Ce répertoire, il a eu l’occasion d’être bien en vue : que ce soit dans la version académique mais touchante de Julien Lheuillier le dimanche, ou l’excellent set de Sarah Terral le samedi, dont on aurait bien pris un peu de rab. On évitera de s’arrêter sur le concert de Fiesta En El Vacio, dont on n’a pas du tout compris la présence en ce samedi soir, et qui restera le point faible du week-end.

En terme de gros noms, Synth Chapelle a pu cocher la case en faisant sa conclusion avec la performance de Jonathan Fitoussi. Amoureux des synthés, pape des rééditions de musiques radiophoniques et grand héritier de Wendy Carlos et Suzanne Ciani, le boss de Transversales Disques est venu présenter Poème Symphonique, sa version modulaire de la première de Gustav Mahler. Si la performance sur disque est intéressante pour le paradoxe évident qu’elle pose entre les sonorités de Fitoussi et le spectre sonore malherien, on a eu du mal à retrouver l’énergie sur les 45min de musique ; sans jamais oublier d’apprécier son superbe synthétiseur (dont on n’a pas du tout retenu le nom) et l’effet esthétique saisissant dans la chapelle.
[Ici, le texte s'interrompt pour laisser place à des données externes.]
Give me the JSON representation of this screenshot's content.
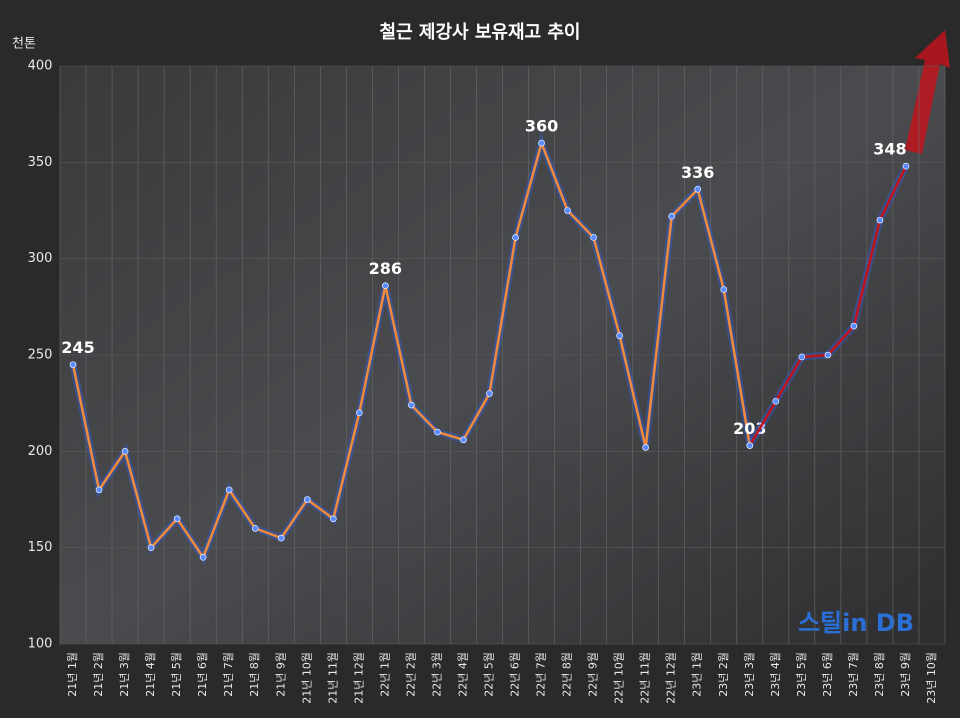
{
  "chart_data": {
    "type": "line",
    "title": "철근 제강사 보유재고 추이",
    "y_label": "천톤",
    "watermark": "스틸in DB",
    "categories": [
      "21년 1월",
      "21년 2월",
      "21년 3월",
      "21년 4월",
      "21년 5월",
      "21년 6월",
      "21년 7월",
      "21년 8월",
      "21년 9월",
      "21년 10월",
      "21년 11월",
      "21년 12월",
      "22년 1월",
      "22년 2월",
      "22년 3월",
      "22년 4월",
      "22년 5월",
      "22년 6월",
      "22년 7월",
      "22년 8월",
      "22년 9월",
      "22년 10월",
      "22년 11월",
      "22년 12월",
      "23년 1월",
      "23년 2월",
      "23년 3월",
      "23년 4월",
      "23년 5월",
      "23년 6월",
      "23년 7월",
      "23년 8월",
      "23년 9월",
      "23년 10월"
    ],
    "series": [
      {
        "color": "#f08a3c",
        "values": [
          245,
          180,
          200,
          150,
          165,
          145,
          180,
          160,
          155,
          175,
          165,
          220,
          286,
          224,
          210,
          206,
          230,
          311,
          360,
          325,
          311,
          260,
          202,
          322,
          336,
          284,
          203,
          null,
          null,
          null,
          null,
          null,
          null,
          null
        ],
        "value_labels": [
          "245",
          null,
          null,
          null,
          null,
          null,
          null,
          null,
          null,
          null,
          null,
          null,
          "286",
          null,
          null,
          null,
          null,
          null,
          "360",
          null,
          null,
          null,
          null,
          null,
          "336",
          null,
          "203",
          null,
          null,
          null,
          null,
          null,
          null,
          null
        ]
      },
      {
        "color": "#c0141c",
        "values": [
          null,
          null,
          null,
          null,
          null,
          null,
          null,
          null,
          null,
          null,
          null,
          null,
          null,
          null,
          null,
          null,
          null,
          null,
          null,
          null,
          null,
          null,
          null,
          null,
          null,
          null,
          203,
          226,
          249,
          250,
          265,
          320,
          348,
          null
        ],
        "value_labels": [
          null,
          null,
          null,
          null,
          null,
          null,
          null,
          null,
          null,
          null,
          null,
          null,
          null,
          null,
          null,
          null,
          null,
          null,
          null,
          null,
          null,
          null,
          null,
          null,
          null,
          null,
          null,
          null,
          null,
          null,
          null,
          null,
          "348",
          null
        ]
      }
    ],
    "ylim": [
      100,
      400
    ],
    "yticks": [
      100,
      150,
      200,
      250,
      300,
      350,
      400
    ],
    "grid": true
  }
}
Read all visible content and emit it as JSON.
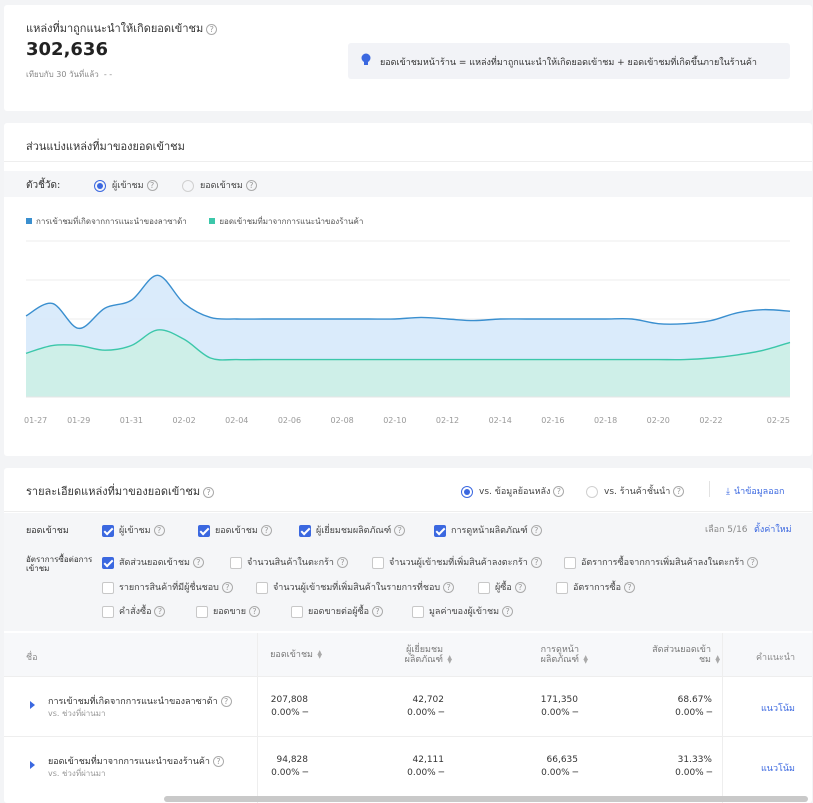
{
  "summary": {
    "title": "แหล่งที่มาถูกแนะนำให้เกิดยอดเข้าชม",
    "value": "302,636",
    "compare": "เทียบกับ 30 วันที่แล้ว",
    "compare_value": "- -",
    "info_text": "ยอดเข้าชมหน้าร้าน = แหล่งที่มาถูกแนะนำให้เกิดยอดเข้าชม + ยอดเข้าชมที่เกิดขึ้นภายในร้านค้า"
  },
  "share": {
    "title": "ส่วนแบ่งแหล่งที่มาของยอดเข้าชม",
    "metric_label": "ตัวชี้วัด:",
    "metric_options": [
      "ผู้เข้าชม",
      "ยอดเข้าชม"
    ],
    "legend": [
      "การเข้าชมที่เกิดจากการแนะนำของลาซาด้า",
      "ยอดเข้าชมที่มาจากการแนะนำของร้านค้า"
    ]
  },
  "chart_data": {
    "type": "area",
    "x": [
      "01-27",
      "01-28",
      "01-29",
      "01-30",
      "01-31",
      "02-01",
      "02-02",
      "02-03",
      "02-04",
      "02-05",
      "02-06",
      "02-07",
      "02-08",
      "02-09",
      "02-10",
      "02-11",
      "02-12",
      "02-13",
      "02-14",
      "02-15",
      "02-16",
      "02-17",
      "02-18",
      "02-19",
      "02-20",
      "02-21",
      "02-22",
      "02-23",
      "02-24",
      "02-25"
    ],
    "x_ticks": [
      "01-27",
      "01-29",
      "01-31",
      "02-02",
      "02-04",
      "02-06",
      "02-08",
      "02-10",
      "02-12",
      "02-14",
      "02-16",
      "02-18",
      "02-20",
      "02-22",
      "02-25"
    ],
    "series": [
      {
        "name": "การเข้าชมที่เกิดจากการแนะนำของลาซาด้า",
        "color": "#3a8fcf",
        "fill": "#d6e9fb",
        "values": [
          52,
          60,
          44,
          57,
          62,
          78,
          60,
          51,
          50,
          50,
          50,
          50,
          50,
          50,
          50,
          51,
          50,
          49,
          50,
          50,
          50,
          50,
          50,
          50,
          47,
          47,
          49,
          54,
          56,
          55
        ]
      },
      {
        "name": "ยอดเข้าชมที่มาจากการแนะนำของร้านค้า",
        "color": "#3cc7aa",
        "fill": "#ccefe6",
        "values": [
          28,
          33,
          33,
          30,
          33,
          43,
          37,
          25,
          24,
          24,
          24,
          24,
          24,
          24,
          24,
          24,
          24,
          24,
          24,
          24,
          24,
          24,
          24,
          24,
          24,
          24,
          25,
          27,
          30,
          35
        ]
      }
    ],
    "grid": true
  },
  "detail": {
    "title": "รายละเอียดแหล่งที่มาของยอดเข้าชม",
    "compare_options": [
      "vs. ข้อมูลย้อนหลัง",
      "vs. ร้านค้าชั้นนำ"
    ],
    "export_label": "นำข้อมูลออก",
    "group1_label": "ยอดเข้าชม",
    "group1_items": [
      "ผู้เข้าชม",
      "ยอดเข้าชม",
      "ผู้เยี่ยมชมผลิตภัณฑ์",
      "การดูหน้าผลิตภัณฑ์"
    ],
    "select_count": "เลือก 5/16",
    "reset_label": "ตั้งค่าใหม่",
    "group2_label": "อัตราการซื้อต่อการเข้าชม",
    "group2_row1": [
      "สัดส่วนยอดเข้าชม",
      "จำนวนสินค้าในตะกร้า",
      "จำนวนผู้เข้าชมที่เพิ่มสินค้าลงตะกร้า",
      "อัตราการซื้อจากการเพิ่มสินค้าลงในตะกร้า"
    ],
    "group2_row2": [
      "รายการสินค้าที่มีผู้ชื่นชอบ",
      "จำนวนผู้เข้าชมที่เพิ่มสินค้าในรายการที่ชอบ",
      "ผู้ซื้อ",
      "อัตราการซื้อ"
    ],
    "group2_row3": [
      "คำสั่งซื้อ",
      "ยอดขาย",
      "ยอดขายต่อผู้ซื้อ",
      "มูลค่าของผู้เข้าชม"
    ]
  },
  "table": {
    "headers": [
      "ชื่อ",
      "ยอดเข้าชม",
      "ผู้เยี่ยมชมผลิตภัณฑ์",
      "การดูหน้าผลิตภัณฑ์",
      "สัดส่วนยอดเข้าชม",
      "คำแนะนำ"
    ],
    "rows": [
      {
        "name": "การเข้าชมที่เกิดจากการแนะนำของลาซาด้า",
        "sub": "vs. ช่วงที่ผ่านมา",
        "values": [
          "207,808",
          "42,702",
          "171,350",
          "68.67%"
        ],
        "changes": [
          "0.00% ─",
          "0.00% ─",
          "0.00% ─",
          "0.00% ─"
        ],
        "action": "แนวโน้ม"
      },
      {
        "name": "ยอดเข้าชมที่มาจากการแนะนำของร้านค้า",
        "sub": "vs. ช่วงที่ผ่านมา",
        "values": [
          "94,828",
          "42,111",
          "66,635",
          "31.33%"
        ],
        "changes": [
          "0.00% ─",
          "0.00% ─",
          "0.00% ─",
          "0.00% ─"
        ],
        "action": "แนวโน้ม"
      }
    ]
  }
}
Première pierre d’un édifice qui rêve d’un festival par saison, Synth Chapelle, événement d’hiver de l’installation de Superspectives à la Trinité, a été un petit bol d’air pour les amoureux·ses des synthés de la région lyonnaise, dans laquelle on en avait besoin, et qui propose un nouvel espace musical dans un centre-ville qui a tendance à péri-urbaniser ses lieux culturels.